Login with username, password and session length
Advanced search  
Pages: 1 ... 4 5 [6] 7

Author Topic: Let's make a roguelike, amateur programming at its... finest?  (Read 21477 times)

Lectorog

  • Bay Watcher
    • View Profile
Re: Let's make a roguelike, amateur programming at its... finest?
« Reply #75 on: October 21, 2012, 12:18:30 am »

Pretty neat. However, I find pointless item variety in the environment to be annoying. I don't want to have to choose between the 7 differently-shaped sticks on the ground. Items being generated with little variety is better there. But perhaps you can make it work better than I've seen.

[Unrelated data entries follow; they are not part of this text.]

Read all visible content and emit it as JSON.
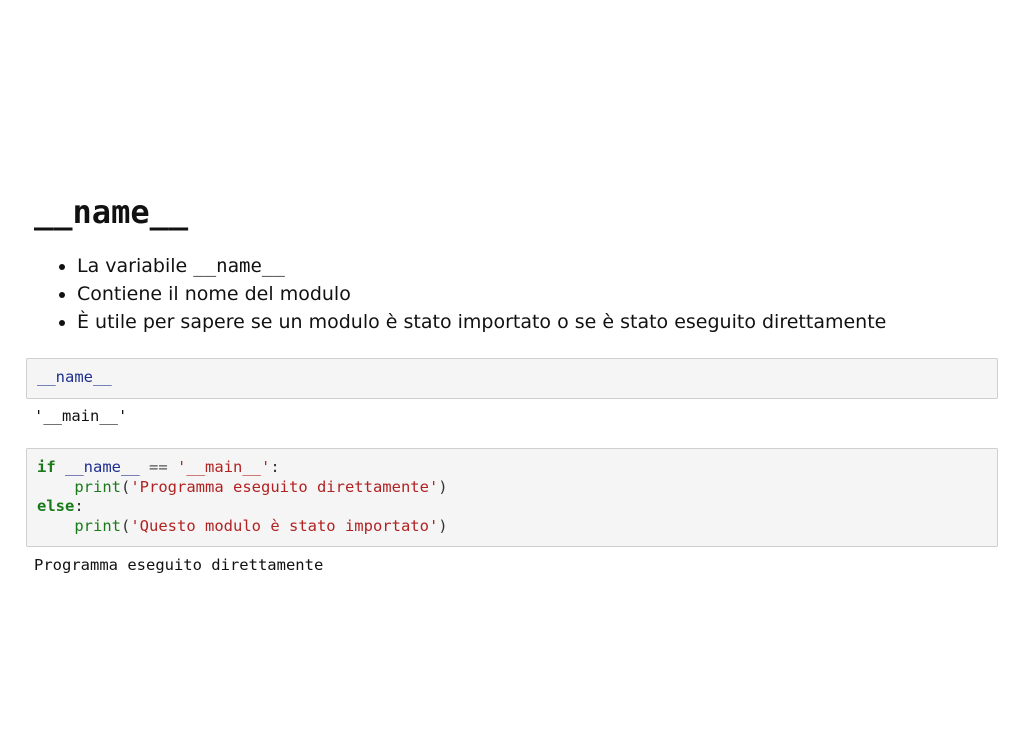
{
  "slide": {
    "title": "__name__",
    "bullets": [
      {
        "prefix": "La variabile ",
        "code": "__name__"
      },
      {
        "text": "Contiene il nome del modulo"
      },
      {
        "text": "È utile per sapere se un modulo è stato importato o se è stato eseguito direttamente"
      }
    ]
  },
  "cells": {
    "cell1": {
      "code": "__name__"
    },
    "output1": "'__main__'",
    "cell2": {
      "line1": {
        "kw": "if",
        "name": "__name__",
        "op": "==",
        "str": "'__main__'",
        "colon": ":"
      },
      "line2": {
        "func": "print",
        "open": "(",
        "str": "'Programma eseguito direttamente'",
        "close": ")"
      },
      "line3": {
        "kw": "else",
        "colon": ":"
      },
      "line4": {
        "func": "print",
        "open": "(",
        "str": "'Questo modulo è stato importato'",
        "close": ")"
      }
    },
    "output2": "Programma eseguito direttamente"
  },
  "colors": {
    "keyword": "#1a7a1a",
    "name": "#1f2f8f",
    "string": "#b22222",
    "cell_background": "#f5f5f5"
  }
}
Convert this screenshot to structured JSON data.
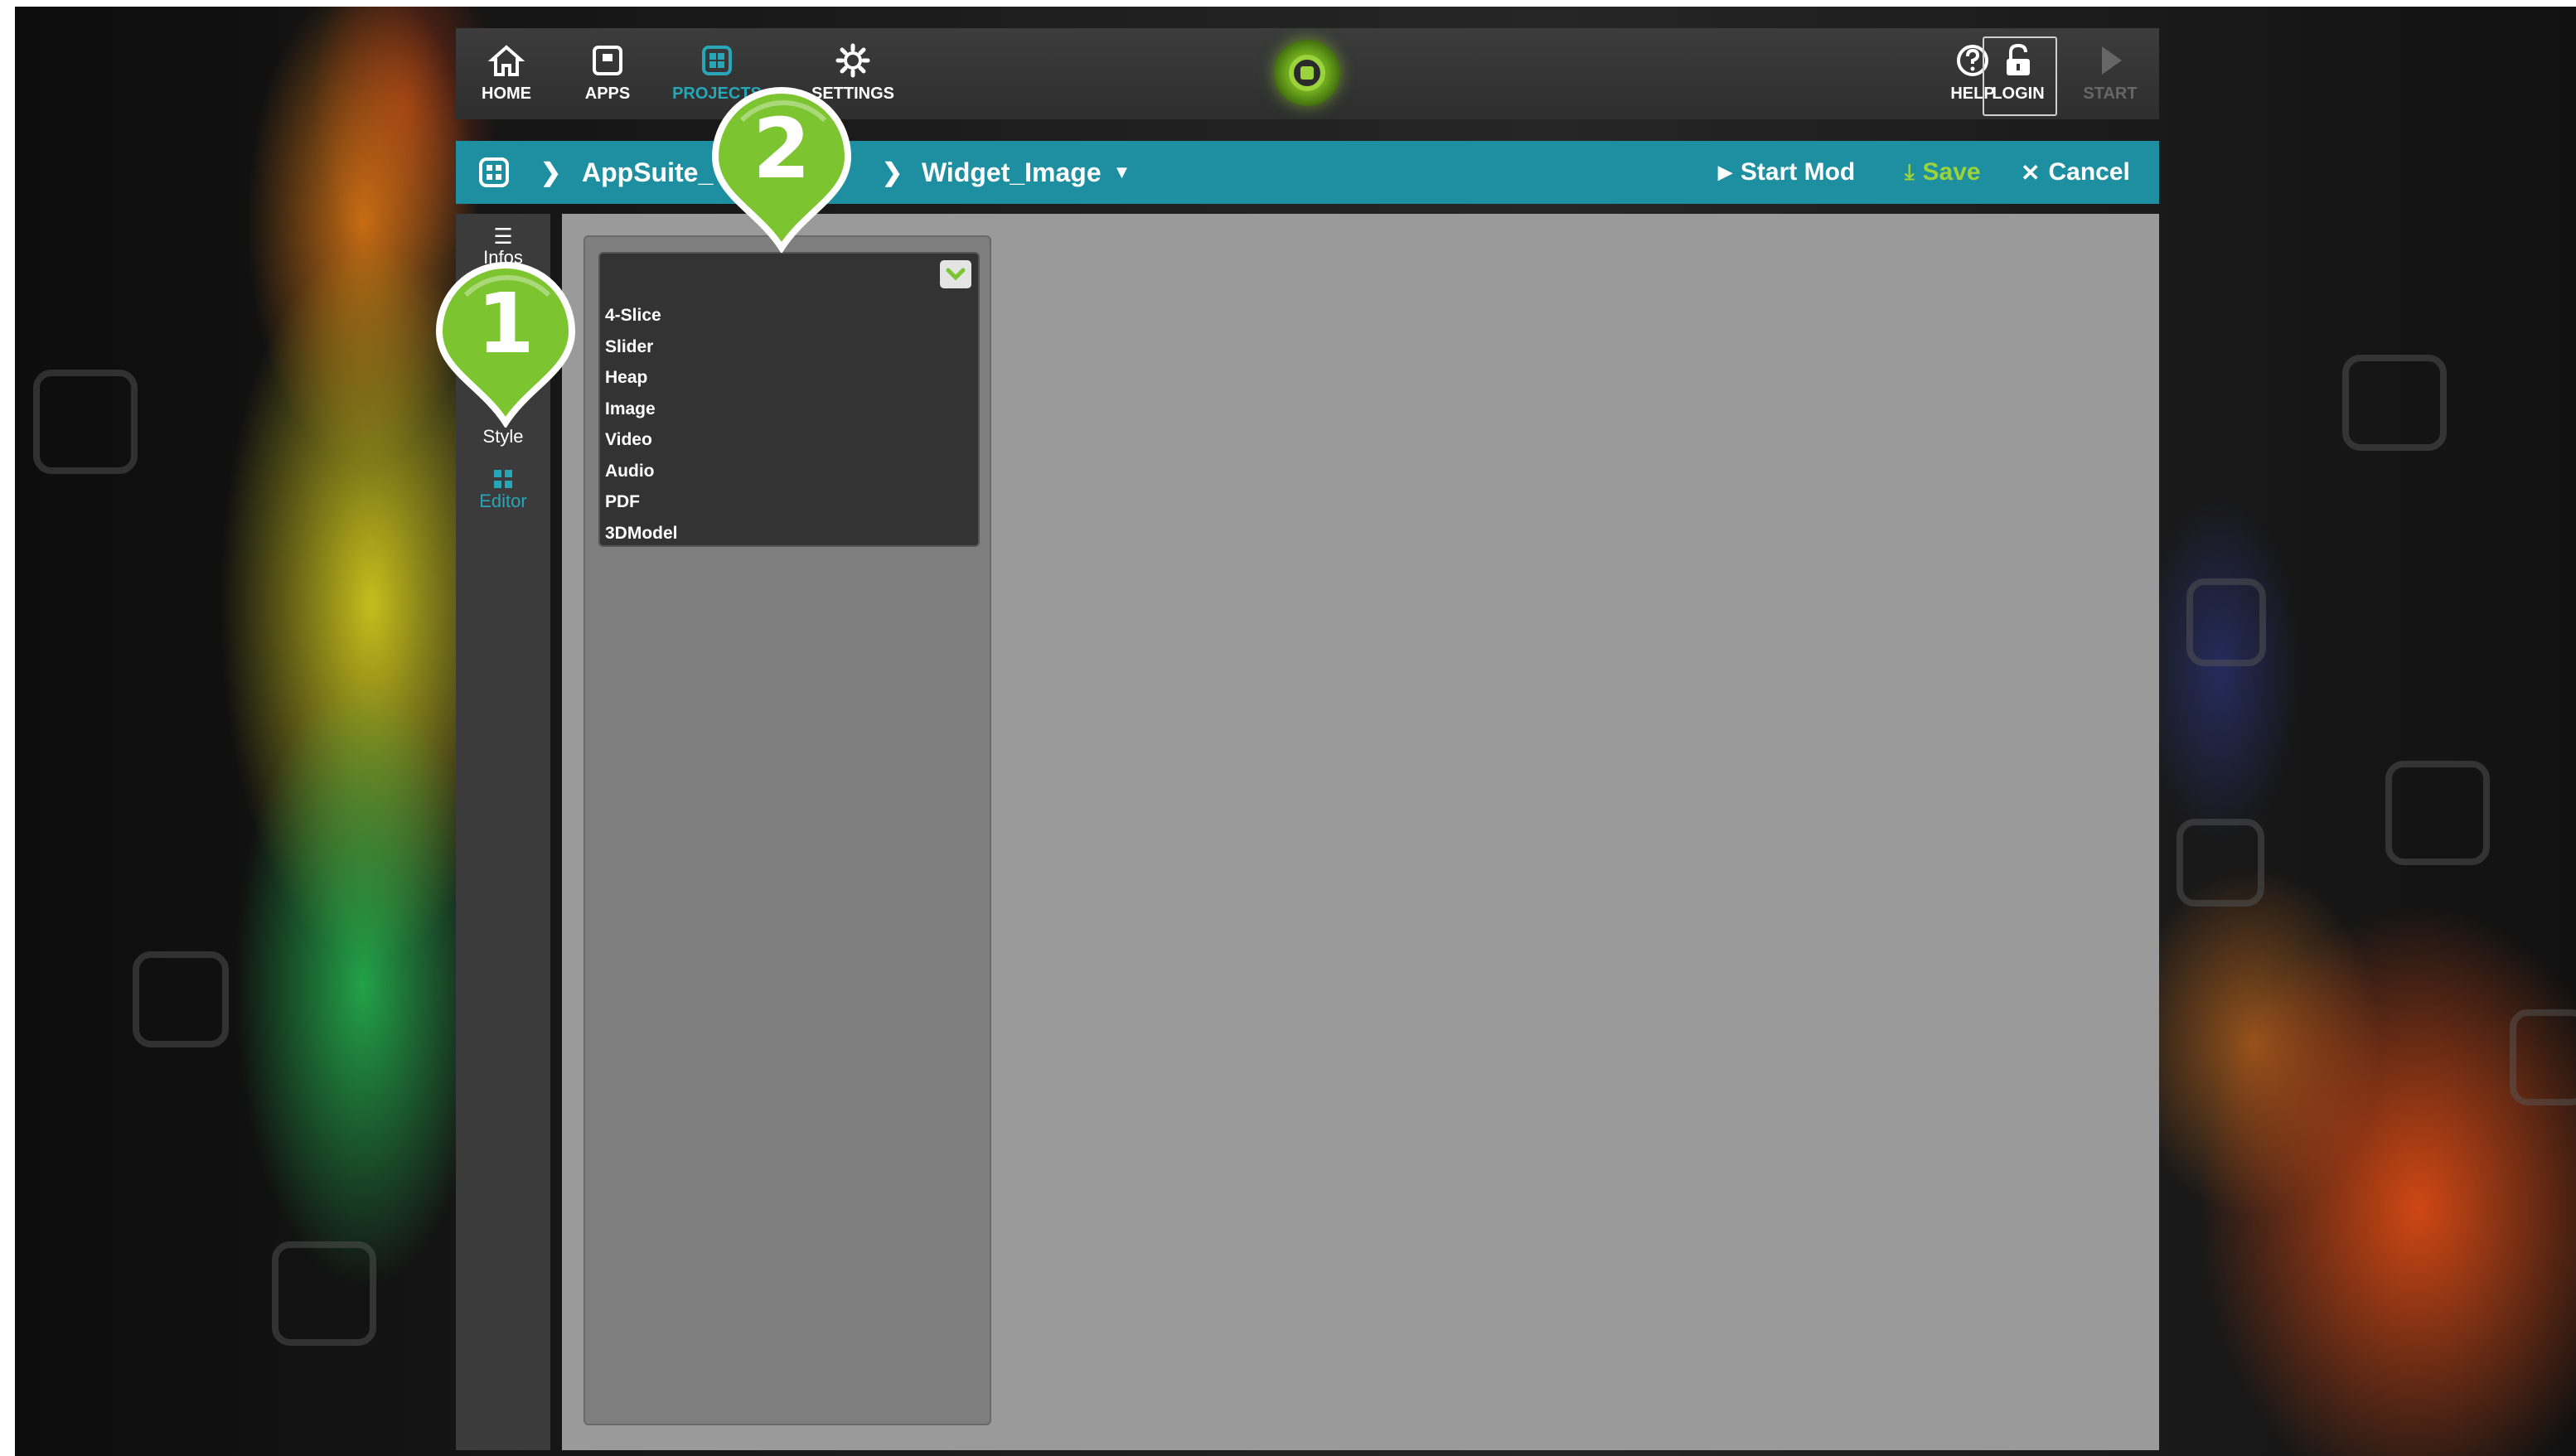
{
  "colors": {
    "accent_teal": "#1e8fa0",
    "active_nav": "#27a6b7",
    "save_green": "#9bd33a",
    "marker_green": "#7cc530"
  },
  "topbar": {
    "nav": [
      {
        "label": "HOME",
        "icon": "home-icon"
      },
      {
        "label": "APPS",
        "icon": "apps-icon"
      },
      {
        "label": "PROJECTS",
        "icon": "projects-icon"
      },
      {
        "label": "SETTINGS",
        "icon": "gear-icon"
      }
    ],
    "right": [
      {
        "label": "HELP",
        "icon": "help-icon"
      },
      {
        "label": "LOGIN",
        "icon": "unlock-icon"
      },
      {
        "label": "START",
        "icon": "play-icon"
      }
    ]
  },
  "breadcrumb": {
    "project": "AppSuite_",
    "widget": "Widget_Image",
    "actions": {
      "start_mod": "Start Mod",
      "save": "Save",
      "cancel": "Cancel"
    }
  },
  "sidebar": {
    "infos": "Infos",
    "style": "Style",
    "editor": "Editor"
  },
  "widget_dropdown": {
    "options": [
      "4-Slice",
      "Slider",
      "Heap",
      "Image",
      "Video",
      "Audio",
      "PDF",
      "3DModel"
    ]
  },
  "markers": [
    {
      "number": "1"
    },
    {
      "number": "2"
    }
  ]
}
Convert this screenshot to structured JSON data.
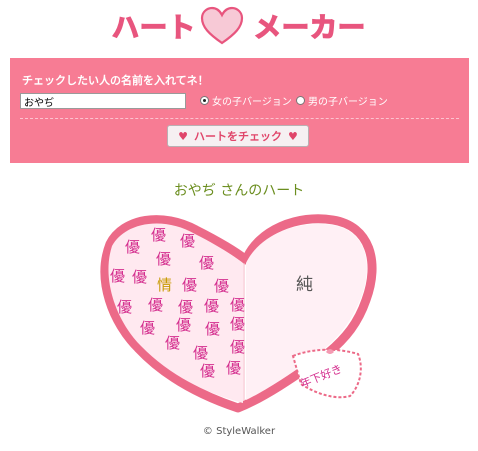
{
  "header": {
    "logo_left": "ハート",
    "logo_right": "メーカー",
    "colors": {
      "logo_fill": "#f7c9d6",
      "logo_stroke": "#e8557e"
    }
  },
  "form": {
    "prompt": "チェックしたい人の名前を入れてネ！",
    "name_value": "おやぢ",
    "radio_female": "女の子バージョン",
    "radio_male": "男の子バージョン",
    "selected": "female",
    "check_button": "ハートをチェック",
    "colors": {
      "panel": "#f77c94"
    }
  },
  "result": {
    "title": "おやぢ さんのハート",
    "left_kanji": [
      "優",
      "優",
      "優",
      "優",
      "優",
      "優",
      "優",
      "情",
      "優",
      "優",
      "優",
      "優",
      "優",
      "優",
      "優",
      "優",
      "優",
      "優",
      "優",
      "優",
      "優",
      "優",
      "優",
      "優"
    ],
    "right_kanji": "純",
    "tag": "年下好き",
    "colors": {
      "kanji": "#d42e8e",
      "kanji_alt": "#c89a00",
      "heart_outline": "#ec6a88",
      "heart_fill": "#ffe9f0"
    }
  },
  "footer": {
    "copyright": "StyleWalker",
    "copyright_symbol": "©"
  }
}
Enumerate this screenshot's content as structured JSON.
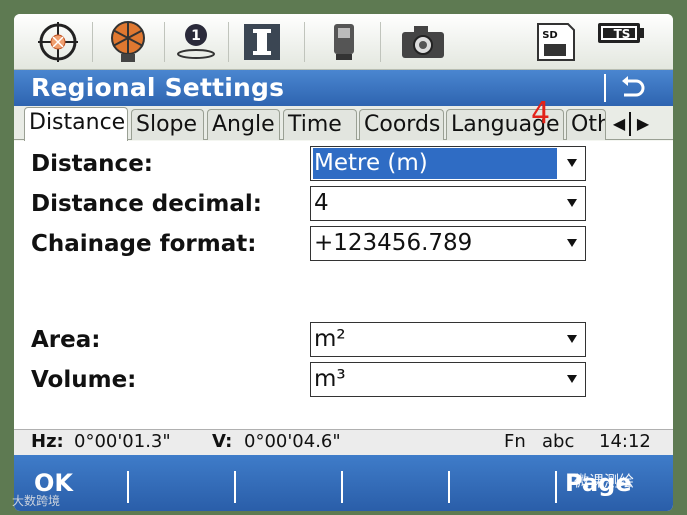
{
  "window": {
    "title": "Regional Settings"
  },
  "iconbar": {
    "icons": [
      "crosshair-target-icon",
      "prism-icon",
      "face-1-icon",
      "edm-mode-icon",
      "instrument-icon",
      "camera-icon",
      "sd-card-icon",
      "battery-icon"
    ],
    "face_number": "1",
    "sd_label": "SD",
    "battery_label": "TS"
  },
  "tabs": [
    {
      "label": "Distance",
      "active": true
    },
    {
      "label": "Slope",
      "active": false
    },
    {
      "label": "Angle",
      "active": false
    },
    {
      "label": "Time",
      "active": false
    },
    {
      "label": "Coords",
      "active": false
    },
    {
      "label": "Language",
      "active": false
    },
    {
      "label": "Oth",
      "active": false
    }
  ],
  "annotation": "4",
  "fields": [
    {
      "label": "Distance:",
      "value": "Metre (m)",
      "selected": true
    },
    {
      "label": "Distance decimal:",
      "value": "4",
      "selected": false
    },
    {
      "label": "Chainage format:",
      "value": "+123456.789",
      "selected": false
    },
    {
      "label": "Area:",
      "value": "m²",
      "selected": false
    },
    {
      "label": "Volume:",
      "value": "m³",
      "selected": false
    }
  ],
  "status": {
    "hz_label": "Hz:",
    "hz_value": "0°00'01.3\"",
    "v_label": "V:",
    "v_value": "0°00'04.6\"",
    "fn": "Fn",
    "input_mode": "abc",
    "time": "14:12"
  },
  "fkeys": {
    "f1": "OK",
    "f6": "Page"
  },
  "watermarks": {
    "left": "大数跨境",
    "right": "微课测绘"
  },
  "colors": {
    "title_bar": "#2e64b0",
    "selection": "#2f6cc4",
    "annotation": "#e2231a"
  }
}
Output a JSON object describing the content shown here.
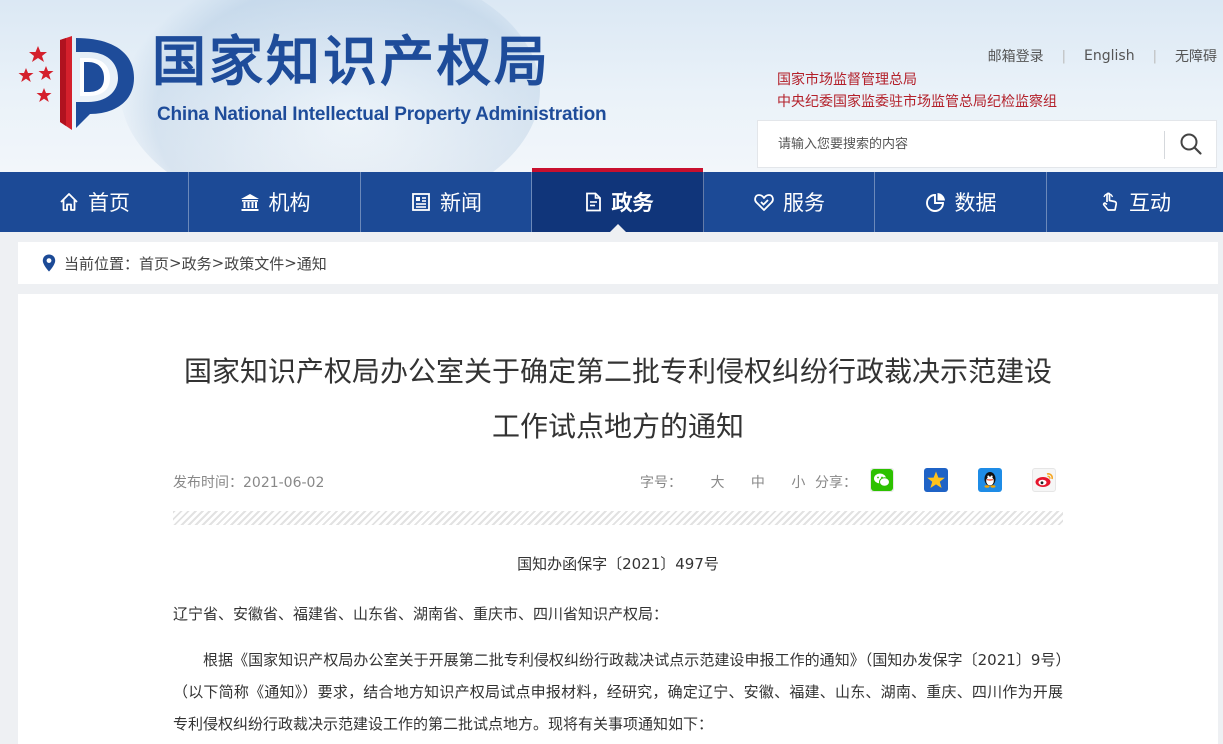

Item variety and change in inventory is a good thing.
Logged

Girlinhat

  • Bay Watcher
  • [PREFSTRING:large ears]
    • View Profile
Re: Let's make a roguelike, amateur programming at its... finest?
« Reply #76 on: October 21, 2012, 12:32:09 am »

Well there's not much reason to make sticks different.  Actually there is.  At higher level skills you might gather larger branches more easily, so at the start of the game you can only grab size 2's and 3's.  At later levels, you can grab like 7's and 9's.  The thing is, these are very like items.  So instead of "stick (2), stick (3), stick (2), stick (4)" and so on, these like items will just be lumped into a single item of "sticks (19)" because that distinction doesn't matter.  Then you split the stack when you use an amount.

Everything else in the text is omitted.